Regression in unified KV cache appears after `llama.cpp` release b5912 in b5913
This issue concerns the llama-cpp-python community but was filed on the llama.cpp tracker first: https://github.com/ggml-org/llama.cpp/issues/14847.
I just wanted to bring it to your attention. I can relocate the issue if it is more relevant here. For your convenience, the issue description is reproduced here:
Running llama-cpp-python against llama.cpp compiled after b5912, in b5913, results in:
llama.cpp/src/llama-kv-cache-unified.cpp:222: GGML_ASSERT(seq_id >= 0 && (size_t) seq_id < seq_to_stream.size()) failed
It appears to be a regression in sequence ID handling or unified KV cache logic affecting external bindings. This is consistent with the heavy work done on the kv-cache to prepare K/V buffers for separation in b5913.
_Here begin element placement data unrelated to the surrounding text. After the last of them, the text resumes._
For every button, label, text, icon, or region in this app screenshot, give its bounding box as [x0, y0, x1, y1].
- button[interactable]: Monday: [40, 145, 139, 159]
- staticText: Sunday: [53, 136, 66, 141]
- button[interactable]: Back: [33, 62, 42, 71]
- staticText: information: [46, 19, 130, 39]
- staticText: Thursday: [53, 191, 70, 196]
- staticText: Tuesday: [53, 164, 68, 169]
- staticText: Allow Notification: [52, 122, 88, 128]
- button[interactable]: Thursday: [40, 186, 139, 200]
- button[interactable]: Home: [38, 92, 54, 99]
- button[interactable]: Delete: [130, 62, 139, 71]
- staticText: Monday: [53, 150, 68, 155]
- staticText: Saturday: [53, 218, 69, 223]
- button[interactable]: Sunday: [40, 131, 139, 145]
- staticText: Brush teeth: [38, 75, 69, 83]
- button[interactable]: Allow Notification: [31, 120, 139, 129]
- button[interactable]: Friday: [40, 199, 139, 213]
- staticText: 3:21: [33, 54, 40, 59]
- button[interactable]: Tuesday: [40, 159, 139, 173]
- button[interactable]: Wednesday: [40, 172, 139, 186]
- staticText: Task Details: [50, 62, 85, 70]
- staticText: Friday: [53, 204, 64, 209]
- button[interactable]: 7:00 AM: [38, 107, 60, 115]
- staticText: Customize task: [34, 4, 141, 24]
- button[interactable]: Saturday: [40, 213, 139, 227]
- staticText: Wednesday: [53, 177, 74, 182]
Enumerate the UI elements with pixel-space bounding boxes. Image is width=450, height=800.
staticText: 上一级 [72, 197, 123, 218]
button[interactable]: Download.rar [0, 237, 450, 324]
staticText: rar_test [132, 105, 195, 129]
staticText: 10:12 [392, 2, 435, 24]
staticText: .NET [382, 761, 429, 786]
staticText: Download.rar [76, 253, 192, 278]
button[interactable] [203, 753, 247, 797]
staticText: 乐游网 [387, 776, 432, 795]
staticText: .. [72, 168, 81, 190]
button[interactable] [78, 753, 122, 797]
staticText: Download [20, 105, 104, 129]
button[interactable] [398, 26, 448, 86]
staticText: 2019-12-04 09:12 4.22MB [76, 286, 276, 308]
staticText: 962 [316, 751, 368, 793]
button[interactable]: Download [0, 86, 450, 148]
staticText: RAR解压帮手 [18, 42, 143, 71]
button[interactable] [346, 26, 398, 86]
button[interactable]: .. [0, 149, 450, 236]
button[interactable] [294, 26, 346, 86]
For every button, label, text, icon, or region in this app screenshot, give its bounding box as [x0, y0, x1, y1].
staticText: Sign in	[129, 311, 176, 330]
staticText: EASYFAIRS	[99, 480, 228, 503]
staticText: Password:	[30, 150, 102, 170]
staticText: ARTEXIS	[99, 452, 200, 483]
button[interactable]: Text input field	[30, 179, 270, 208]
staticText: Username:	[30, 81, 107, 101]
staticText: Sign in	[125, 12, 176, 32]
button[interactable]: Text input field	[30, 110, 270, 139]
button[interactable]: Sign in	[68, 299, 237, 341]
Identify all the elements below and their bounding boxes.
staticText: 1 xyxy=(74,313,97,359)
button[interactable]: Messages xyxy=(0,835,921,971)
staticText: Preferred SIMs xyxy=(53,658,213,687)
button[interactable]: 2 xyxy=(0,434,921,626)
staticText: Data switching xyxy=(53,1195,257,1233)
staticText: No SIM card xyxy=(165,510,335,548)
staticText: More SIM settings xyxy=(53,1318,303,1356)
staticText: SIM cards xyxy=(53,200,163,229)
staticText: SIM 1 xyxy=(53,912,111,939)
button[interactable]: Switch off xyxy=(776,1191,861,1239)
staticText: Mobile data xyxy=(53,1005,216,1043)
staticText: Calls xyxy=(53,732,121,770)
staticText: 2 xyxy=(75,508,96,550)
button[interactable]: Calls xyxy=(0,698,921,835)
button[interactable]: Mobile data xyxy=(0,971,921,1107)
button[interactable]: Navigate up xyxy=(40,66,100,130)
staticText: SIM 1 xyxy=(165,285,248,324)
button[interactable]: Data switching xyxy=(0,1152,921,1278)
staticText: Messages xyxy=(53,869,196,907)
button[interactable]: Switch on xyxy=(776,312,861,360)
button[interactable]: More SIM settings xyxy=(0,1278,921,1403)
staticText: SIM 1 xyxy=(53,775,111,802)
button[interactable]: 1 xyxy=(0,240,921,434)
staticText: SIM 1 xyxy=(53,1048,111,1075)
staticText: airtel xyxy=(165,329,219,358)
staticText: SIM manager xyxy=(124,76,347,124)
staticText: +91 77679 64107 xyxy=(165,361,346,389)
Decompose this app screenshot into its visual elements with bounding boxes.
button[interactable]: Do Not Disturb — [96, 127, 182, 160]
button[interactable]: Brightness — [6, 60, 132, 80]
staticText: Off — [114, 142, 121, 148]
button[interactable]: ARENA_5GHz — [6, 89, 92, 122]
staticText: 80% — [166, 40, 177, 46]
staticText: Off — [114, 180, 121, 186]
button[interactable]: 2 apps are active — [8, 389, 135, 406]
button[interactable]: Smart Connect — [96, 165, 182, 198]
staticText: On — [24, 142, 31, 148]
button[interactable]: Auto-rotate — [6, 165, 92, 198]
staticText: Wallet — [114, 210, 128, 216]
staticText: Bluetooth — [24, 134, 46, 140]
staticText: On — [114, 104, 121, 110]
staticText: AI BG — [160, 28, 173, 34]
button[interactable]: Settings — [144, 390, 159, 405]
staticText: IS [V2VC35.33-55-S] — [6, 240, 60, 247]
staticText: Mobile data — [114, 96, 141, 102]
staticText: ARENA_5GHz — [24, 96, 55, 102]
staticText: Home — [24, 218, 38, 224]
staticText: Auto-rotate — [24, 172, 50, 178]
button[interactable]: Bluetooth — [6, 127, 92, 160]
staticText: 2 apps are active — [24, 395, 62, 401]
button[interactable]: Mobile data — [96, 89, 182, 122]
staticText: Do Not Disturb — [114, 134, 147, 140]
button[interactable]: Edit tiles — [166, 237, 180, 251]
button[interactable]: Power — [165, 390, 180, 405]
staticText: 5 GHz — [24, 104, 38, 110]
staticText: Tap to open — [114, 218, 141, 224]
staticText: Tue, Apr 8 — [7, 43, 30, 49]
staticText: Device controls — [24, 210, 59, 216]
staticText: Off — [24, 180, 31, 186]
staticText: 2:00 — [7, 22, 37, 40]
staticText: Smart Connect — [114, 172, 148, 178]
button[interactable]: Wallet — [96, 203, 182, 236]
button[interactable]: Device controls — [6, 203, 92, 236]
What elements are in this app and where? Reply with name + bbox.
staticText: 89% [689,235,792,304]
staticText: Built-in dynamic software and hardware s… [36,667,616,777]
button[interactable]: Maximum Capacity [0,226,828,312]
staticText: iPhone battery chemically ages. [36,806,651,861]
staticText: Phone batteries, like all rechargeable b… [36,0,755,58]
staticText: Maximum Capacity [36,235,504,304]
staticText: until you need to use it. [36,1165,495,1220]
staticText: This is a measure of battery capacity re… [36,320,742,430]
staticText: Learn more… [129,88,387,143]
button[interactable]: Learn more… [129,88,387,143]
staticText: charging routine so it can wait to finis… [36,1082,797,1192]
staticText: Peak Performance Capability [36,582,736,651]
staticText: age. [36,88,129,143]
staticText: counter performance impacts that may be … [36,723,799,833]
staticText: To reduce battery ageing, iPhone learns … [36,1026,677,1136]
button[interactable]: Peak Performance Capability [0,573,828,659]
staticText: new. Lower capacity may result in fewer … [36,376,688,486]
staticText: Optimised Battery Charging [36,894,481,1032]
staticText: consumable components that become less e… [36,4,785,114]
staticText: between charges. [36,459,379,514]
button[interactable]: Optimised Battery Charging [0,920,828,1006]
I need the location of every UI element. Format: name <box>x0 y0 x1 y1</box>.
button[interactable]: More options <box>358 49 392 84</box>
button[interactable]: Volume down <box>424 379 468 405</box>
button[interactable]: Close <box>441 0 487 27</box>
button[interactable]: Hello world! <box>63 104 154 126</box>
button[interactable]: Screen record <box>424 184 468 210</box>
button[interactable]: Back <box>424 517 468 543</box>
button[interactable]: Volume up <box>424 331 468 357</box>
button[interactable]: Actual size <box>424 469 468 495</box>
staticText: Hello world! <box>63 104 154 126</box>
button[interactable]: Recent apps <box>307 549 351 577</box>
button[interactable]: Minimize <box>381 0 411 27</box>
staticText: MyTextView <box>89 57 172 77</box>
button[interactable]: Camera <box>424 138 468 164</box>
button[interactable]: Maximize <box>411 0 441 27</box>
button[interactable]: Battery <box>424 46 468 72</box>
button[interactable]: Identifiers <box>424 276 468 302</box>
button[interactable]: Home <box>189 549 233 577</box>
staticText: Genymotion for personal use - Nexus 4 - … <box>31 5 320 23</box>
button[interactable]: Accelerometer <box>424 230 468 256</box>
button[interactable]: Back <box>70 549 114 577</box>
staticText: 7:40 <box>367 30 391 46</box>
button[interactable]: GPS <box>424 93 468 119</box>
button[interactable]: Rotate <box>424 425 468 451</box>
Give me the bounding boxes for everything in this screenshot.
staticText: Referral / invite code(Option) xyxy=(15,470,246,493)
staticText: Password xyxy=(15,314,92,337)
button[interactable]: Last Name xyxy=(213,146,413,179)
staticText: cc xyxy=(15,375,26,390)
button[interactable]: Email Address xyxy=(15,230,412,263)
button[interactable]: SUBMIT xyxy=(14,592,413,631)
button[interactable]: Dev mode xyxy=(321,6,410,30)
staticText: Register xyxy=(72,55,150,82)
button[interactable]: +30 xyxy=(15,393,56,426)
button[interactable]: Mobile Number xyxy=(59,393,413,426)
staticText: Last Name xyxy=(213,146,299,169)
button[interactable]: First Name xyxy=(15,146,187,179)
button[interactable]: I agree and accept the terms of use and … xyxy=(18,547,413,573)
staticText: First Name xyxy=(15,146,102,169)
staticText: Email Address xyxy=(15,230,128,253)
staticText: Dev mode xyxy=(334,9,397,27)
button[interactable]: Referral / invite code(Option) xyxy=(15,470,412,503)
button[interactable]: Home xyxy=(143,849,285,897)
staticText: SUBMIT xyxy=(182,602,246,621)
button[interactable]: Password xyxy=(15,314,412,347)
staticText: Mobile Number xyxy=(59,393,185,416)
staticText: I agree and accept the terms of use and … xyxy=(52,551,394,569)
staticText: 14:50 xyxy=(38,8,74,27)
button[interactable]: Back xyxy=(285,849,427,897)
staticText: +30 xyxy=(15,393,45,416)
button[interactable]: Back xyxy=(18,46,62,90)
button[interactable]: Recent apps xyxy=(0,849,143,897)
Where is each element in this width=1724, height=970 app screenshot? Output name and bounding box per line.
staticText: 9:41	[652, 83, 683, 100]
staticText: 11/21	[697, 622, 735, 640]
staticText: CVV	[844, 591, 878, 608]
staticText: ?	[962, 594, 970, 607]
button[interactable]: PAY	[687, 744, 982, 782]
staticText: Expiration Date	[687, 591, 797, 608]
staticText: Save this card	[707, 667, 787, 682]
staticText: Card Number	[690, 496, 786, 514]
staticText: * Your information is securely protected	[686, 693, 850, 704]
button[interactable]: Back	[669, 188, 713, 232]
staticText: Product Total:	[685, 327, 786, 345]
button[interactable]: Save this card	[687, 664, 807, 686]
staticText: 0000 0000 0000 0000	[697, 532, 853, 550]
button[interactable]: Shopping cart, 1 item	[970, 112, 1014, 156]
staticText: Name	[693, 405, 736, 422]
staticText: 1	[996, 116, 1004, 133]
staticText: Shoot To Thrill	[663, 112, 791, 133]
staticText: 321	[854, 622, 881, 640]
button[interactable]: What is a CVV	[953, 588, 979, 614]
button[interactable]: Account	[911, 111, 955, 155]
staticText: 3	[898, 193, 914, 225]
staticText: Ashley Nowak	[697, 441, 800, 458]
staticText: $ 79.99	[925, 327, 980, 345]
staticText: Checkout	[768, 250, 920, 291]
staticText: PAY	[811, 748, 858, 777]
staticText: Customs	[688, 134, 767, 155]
NOTE: llama-cli runs successfully, but running llama-cpp-python against llama.cpp with the same model fails.
You can try my fork code, https://github.com/JamePeng/llama-cpp-python/commit/8d981f0455b3adabf46417e3f9304ca6b70357ed this commit had fixed this problem!
@akarasulu I believe this was fixed by @iamlemec and should be live in the recent 0.3.15 release
The ASSERT code has been updated in llama.cpp (seq_id==-1 has been added). You can try to update the version of \vendor\llama.cpp.